When you combine all of the reports some patterns begin to emerge (subject to the
considerable limitations of this review). Patients seem to form several groups according
to age and primary tumor location:
• Newborns-primary tumors tend to be located in
• 1 to 3 years old- We were unable to find any reports
of patients diagnosed between the ages of one to three.
• 4 to 5 years old- Three of four were located in
the intestines, only one in the stomach.
• Summary-Newborns to 6 years old-Seems to affect
both females and males with a tendency towards intestinal primary (includes small
intestine, cecum and colon). Probably needs more expert GIST pathology review to
verify that these are true GISTs and not leiomyosarcomas.
• 6 to 15 years old- The vast majority are females
and the vast majority have a stomach primary. This group appears to be the largest
and probably comes closest to being representative of "Pediatric GIST." It is interesting
to note that 8 of the 9 males in this group had primary tumors in the stomach, just
like the girls.
• 16 years and up- Although still dominated by females
and a primary tumor location in the stomach, we start to see a transition towards
adult GIST with both more males and more non-stomach primary tumors.
Some observations and questions
It is interesting to note that there are more cases of Carney's triad reported in
the literature than pediatric GIST; but in the eight reported series of patients
(including The Life Raft Group series) Carney's triad seemed to be a distinct minority.
This raises the question of the ratio of pediatric GIST to Carney's triad. Are there
a lot more pediatric GIST patients than the 79 reported Carney's triad patients?

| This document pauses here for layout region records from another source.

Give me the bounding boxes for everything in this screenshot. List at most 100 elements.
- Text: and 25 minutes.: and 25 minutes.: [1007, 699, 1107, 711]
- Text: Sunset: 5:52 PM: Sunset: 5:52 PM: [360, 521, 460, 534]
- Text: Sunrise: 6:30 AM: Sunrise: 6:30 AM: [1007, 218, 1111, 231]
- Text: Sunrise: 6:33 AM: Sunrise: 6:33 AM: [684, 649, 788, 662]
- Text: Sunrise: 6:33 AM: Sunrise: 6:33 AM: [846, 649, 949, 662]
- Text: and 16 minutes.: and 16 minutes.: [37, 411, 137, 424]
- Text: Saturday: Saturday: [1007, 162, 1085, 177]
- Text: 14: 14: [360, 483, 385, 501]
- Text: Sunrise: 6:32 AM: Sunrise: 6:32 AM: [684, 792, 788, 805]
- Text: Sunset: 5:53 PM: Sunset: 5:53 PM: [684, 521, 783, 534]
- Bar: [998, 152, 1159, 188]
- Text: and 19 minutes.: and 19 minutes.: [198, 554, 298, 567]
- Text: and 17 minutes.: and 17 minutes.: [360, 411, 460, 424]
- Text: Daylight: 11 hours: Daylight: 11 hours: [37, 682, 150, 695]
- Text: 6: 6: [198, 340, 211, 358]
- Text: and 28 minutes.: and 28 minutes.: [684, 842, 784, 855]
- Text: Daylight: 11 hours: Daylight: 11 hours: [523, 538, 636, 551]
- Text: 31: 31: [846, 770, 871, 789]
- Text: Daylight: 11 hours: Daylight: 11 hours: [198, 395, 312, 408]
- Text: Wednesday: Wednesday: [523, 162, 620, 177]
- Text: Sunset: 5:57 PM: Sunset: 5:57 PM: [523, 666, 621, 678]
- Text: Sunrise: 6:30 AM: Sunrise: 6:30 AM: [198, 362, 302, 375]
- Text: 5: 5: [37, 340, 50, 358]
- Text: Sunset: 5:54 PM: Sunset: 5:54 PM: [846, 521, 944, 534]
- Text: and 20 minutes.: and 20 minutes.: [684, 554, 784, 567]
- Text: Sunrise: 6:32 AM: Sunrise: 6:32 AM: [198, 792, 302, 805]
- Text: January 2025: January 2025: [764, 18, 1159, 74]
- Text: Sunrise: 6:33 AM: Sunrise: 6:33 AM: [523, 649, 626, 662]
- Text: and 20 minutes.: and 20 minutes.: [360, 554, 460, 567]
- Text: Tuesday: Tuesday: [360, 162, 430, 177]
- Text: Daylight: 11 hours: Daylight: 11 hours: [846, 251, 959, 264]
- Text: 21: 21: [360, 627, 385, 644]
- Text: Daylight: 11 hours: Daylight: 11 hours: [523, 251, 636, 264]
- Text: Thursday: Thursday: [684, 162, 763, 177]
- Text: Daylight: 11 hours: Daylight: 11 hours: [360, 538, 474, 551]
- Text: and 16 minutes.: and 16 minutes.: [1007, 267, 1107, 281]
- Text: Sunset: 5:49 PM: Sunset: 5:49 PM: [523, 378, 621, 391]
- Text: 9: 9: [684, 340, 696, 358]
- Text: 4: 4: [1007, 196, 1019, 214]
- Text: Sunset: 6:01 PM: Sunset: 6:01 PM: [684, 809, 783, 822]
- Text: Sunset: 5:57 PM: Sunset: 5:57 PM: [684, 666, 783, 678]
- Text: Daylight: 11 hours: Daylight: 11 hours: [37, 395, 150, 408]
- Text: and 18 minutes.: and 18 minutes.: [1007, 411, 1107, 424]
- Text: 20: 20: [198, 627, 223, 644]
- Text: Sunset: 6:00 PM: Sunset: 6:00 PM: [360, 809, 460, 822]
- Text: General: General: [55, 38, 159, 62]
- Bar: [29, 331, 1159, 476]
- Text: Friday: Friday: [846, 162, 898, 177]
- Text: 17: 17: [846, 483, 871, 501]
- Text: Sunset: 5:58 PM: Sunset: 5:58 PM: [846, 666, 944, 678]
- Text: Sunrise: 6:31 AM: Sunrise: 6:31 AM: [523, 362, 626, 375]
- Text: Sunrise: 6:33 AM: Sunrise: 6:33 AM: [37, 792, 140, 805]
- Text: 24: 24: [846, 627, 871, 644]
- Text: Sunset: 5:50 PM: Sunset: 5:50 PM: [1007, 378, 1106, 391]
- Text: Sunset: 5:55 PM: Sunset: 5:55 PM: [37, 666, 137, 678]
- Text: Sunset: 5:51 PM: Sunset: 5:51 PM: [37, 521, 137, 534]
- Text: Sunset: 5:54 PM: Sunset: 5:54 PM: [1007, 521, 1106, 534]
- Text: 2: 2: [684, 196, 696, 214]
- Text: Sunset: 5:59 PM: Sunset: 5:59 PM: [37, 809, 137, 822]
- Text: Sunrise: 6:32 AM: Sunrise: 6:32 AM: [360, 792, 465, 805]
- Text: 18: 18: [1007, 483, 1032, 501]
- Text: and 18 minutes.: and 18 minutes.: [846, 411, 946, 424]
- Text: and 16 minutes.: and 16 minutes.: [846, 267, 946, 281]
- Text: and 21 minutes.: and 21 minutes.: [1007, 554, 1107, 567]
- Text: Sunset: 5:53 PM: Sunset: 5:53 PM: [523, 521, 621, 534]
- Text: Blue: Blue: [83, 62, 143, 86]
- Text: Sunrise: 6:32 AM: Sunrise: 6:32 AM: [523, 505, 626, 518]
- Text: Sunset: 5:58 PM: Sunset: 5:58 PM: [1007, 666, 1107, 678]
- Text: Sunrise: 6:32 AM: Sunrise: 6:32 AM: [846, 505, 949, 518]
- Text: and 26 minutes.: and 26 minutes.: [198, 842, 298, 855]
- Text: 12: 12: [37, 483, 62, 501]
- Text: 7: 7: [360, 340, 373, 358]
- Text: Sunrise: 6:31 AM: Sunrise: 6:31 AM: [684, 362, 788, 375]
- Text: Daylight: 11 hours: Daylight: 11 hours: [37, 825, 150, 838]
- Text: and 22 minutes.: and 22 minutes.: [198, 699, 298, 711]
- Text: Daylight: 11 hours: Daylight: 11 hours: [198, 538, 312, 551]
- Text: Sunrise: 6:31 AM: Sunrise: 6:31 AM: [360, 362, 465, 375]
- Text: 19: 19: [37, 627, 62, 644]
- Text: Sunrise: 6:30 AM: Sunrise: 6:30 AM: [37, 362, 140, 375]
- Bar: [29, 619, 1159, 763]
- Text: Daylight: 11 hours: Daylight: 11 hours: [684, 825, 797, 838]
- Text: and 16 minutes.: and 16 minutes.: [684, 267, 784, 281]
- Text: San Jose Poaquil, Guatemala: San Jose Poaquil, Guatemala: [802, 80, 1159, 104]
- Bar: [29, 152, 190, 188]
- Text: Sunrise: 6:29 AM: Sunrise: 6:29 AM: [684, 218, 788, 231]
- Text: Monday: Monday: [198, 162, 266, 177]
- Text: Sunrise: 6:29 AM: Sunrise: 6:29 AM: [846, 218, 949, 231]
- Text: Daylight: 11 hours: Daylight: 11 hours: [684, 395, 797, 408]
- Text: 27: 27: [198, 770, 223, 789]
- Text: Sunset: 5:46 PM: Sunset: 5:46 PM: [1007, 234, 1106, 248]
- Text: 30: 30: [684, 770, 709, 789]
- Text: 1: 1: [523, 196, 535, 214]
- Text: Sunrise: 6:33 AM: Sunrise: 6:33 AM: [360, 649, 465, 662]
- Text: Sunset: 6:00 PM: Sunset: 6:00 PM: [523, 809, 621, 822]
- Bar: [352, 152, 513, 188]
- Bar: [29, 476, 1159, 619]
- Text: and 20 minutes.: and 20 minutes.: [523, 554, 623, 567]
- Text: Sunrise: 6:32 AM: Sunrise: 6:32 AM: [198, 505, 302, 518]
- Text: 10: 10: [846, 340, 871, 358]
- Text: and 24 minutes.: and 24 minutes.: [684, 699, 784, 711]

1. Are the newborn GISTs really GISTs?
2. Is the intestinal location of GISTs in patients below six years old an important
clue or a red herring?
There are some differences between these series of patients. The AFIP series looked
only at GISTs with a stomach primary. The pathology expertise almost certainly varies
considerably; some of these cases may have incorrectly been classified as GIST.
Some series used different age cutoff points (29 for The Life Raft Group, 21 for
the AFIP and 18 and 30 for the MSKCC series).
There are also some limitations to this newsletter article on pediatric GIST. It
is based on a cursory review of the literature. Many articles were only reviewed
in abstract form. It is very possible that some patients have been counted more
than once (such as in a series and in an individual article).
Six years ago GIST was very poorly understood. The basic research that found a molecular
target (KIT) and an excellent targeted drug (Gleevec) has sparked tremendous advances
in the understanding of GIST. Today adult GIST can be divided into many different
groups. Although in its beginning stages, therapy is beginning to be optimized for
these different groups. The Life Raft Group research team includes many of the top
GIST researchers in the world. This group has led the way, doing research that has
revolutionized the treatment of GIST and they are working to understand and develop
more effective therapies for pediatric GIST. Understanding pediatric GIST may provide
important clues to help them understand adult GIST as well.